The high number of construction trucks using the road will make it extremely difficult to run the JBC’s activity on a day-to-day basis or to carry out development works including an extension of the museum, the boutique, and the creation of a cafeteria, all of which are meant to boost the activity of the site in this difficult time for the tourism industry.

“The road itself was not created to accommodate such heavy construction equipment traffic. Maintenance costs will be borne by the Juno Beach Centre.

“Foncim will drive their construction equipment – dump trucks, bulldozers, front loaders, cranes – over ground that France made available for Canadians to remember. In doing so, they will do real harm to Canada’s primary Second World War site of memory.”
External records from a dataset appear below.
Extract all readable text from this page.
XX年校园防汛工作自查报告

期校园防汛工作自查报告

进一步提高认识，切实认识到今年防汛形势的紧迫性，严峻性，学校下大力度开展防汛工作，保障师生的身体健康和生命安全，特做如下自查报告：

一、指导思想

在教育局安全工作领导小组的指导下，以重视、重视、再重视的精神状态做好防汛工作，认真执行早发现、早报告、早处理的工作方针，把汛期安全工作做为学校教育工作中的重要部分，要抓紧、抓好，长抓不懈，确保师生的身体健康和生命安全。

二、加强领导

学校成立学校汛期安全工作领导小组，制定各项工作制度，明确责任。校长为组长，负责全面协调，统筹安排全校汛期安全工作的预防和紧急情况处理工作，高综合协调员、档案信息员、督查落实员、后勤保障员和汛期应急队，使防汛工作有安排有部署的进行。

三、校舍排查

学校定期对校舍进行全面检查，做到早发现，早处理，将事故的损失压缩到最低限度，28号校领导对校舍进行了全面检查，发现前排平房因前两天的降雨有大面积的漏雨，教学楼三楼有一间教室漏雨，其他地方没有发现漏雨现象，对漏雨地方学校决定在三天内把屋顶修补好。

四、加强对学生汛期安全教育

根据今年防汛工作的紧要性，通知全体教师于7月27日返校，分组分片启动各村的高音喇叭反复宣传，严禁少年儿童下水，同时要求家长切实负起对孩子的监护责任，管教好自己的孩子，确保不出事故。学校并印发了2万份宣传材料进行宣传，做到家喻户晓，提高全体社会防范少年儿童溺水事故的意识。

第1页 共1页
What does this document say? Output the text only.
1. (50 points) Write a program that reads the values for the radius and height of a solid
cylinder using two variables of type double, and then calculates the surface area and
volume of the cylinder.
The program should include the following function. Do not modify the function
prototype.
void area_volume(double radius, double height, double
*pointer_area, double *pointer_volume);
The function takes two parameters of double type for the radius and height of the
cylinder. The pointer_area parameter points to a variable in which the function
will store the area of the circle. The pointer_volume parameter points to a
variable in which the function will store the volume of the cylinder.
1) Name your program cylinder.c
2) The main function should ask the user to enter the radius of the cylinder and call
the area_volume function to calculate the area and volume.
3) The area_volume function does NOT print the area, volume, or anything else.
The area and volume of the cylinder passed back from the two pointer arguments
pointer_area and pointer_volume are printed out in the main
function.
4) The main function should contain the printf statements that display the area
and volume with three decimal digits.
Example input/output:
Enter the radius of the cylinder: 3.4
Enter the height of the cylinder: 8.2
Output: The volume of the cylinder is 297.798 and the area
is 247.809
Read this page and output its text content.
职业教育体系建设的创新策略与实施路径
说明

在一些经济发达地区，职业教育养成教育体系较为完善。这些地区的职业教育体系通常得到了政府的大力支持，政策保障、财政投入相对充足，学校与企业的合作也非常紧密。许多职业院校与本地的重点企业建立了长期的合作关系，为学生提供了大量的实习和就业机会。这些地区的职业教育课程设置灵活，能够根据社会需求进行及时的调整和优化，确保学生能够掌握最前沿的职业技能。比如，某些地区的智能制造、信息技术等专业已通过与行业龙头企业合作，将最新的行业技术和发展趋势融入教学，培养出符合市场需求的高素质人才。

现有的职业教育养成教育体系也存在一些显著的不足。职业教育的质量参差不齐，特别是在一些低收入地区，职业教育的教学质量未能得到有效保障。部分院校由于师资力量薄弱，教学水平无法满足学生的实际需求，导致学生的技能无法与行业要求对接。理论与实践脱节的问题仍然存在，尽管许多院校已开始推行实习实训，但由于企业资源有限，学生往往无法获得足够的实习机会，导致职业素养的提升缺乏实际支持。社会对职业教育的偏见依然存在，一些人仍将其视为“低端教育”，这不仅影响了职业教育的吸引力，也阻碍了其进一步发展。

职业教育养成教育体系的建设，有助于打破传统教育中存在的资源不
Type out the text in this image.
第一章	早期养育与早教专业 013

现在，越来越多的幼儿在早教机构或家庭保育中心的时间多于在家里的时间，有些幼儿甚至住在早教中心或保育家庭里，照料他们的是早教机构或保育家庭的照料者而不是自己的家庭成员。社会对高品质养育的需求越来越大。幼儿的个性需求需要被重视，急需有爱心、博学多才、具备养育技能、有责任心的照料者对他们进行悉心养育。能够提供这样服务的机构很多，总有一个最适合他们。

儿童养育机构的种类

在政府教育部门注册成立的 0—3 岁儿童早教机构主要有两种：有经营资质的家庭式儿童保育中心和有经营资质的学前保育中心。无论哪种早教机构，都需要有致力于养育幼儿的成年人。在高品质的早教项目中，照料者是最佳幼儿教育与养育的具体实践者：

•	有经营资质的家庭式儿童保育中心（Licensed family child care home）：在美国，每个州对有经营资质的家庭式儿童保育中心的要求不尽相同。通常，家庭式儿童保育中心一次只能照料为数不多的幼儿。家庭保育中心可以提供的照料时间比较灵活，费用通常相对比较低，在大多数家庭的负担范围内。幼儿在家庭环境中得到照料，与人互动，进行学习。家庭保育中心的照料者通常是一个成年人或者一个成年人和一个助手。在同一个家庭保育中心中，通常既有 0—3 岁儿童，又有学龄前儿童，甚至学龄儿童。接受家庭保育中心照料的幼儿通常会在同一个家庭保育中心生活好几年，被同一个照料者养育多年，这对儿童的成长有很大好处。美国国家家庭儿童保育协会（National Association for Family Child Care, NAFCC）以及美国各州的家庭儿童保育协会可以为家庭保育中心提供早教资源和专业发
Minister of Foreign Affairs Mélanie Joly has been asked to ensure French government counterparts understand investments Canadians and the Government of Canada have made over 20 years and the sacred ground on which the JBC is privileged to operate are now seriously at risk.

Canadians are encouraged to join the fight.

“French decision-makers need to see that Canadians will not abide this enormous insult to the memory of our soldiers – all volunteers and many as young or younger than 18 – who began the liberation of France from that beach,” the centre statement says.

“We are rapidly approaching a point of no return. This is an existential threat to the Juno Beach Centre and the Canadian memorial presence in Normandy. Without your support, the legacy that our veterans built for future generations on Juno Beach may disappear entirely.

To join fellow Canadians in the fight to “Save Juno Beach”, visit savejunobeach.ca.

The group is asking Canadians to contact MPs and encourage the federal government to put pressure on French counterparts to reverse the decision to build the condominiums.

“And we need you to make sure they do! Use the tool below to email your MP today. Let them know that we cannot allow this important part of Canada’s history to be swept away by a French developer to make way for beachfront condos.”

The Canadian opponents say building luxury condos by the sea “undermines the duty of memory that we owe to these soldiers and it insults their sacrifice” and is  “a threat to the centre that preserves the history of those who fought hard to secure Juno Beach.”

“It was a remarkable battle and the examples of fearlessness and courage and bravery just were outstanding,” Save Juno Beach spokesperson Cindy Clegg told CBC News.

“And now to think that there are condos going up right next to (the beach), where people can go on holidays and hoot and holler and play their radios loud on this battlefield just made me sick to my stomach.”

More than 14,000 Canadian soldiers participated in the landings and 359 were killed, according to Veterans Affairs Canada.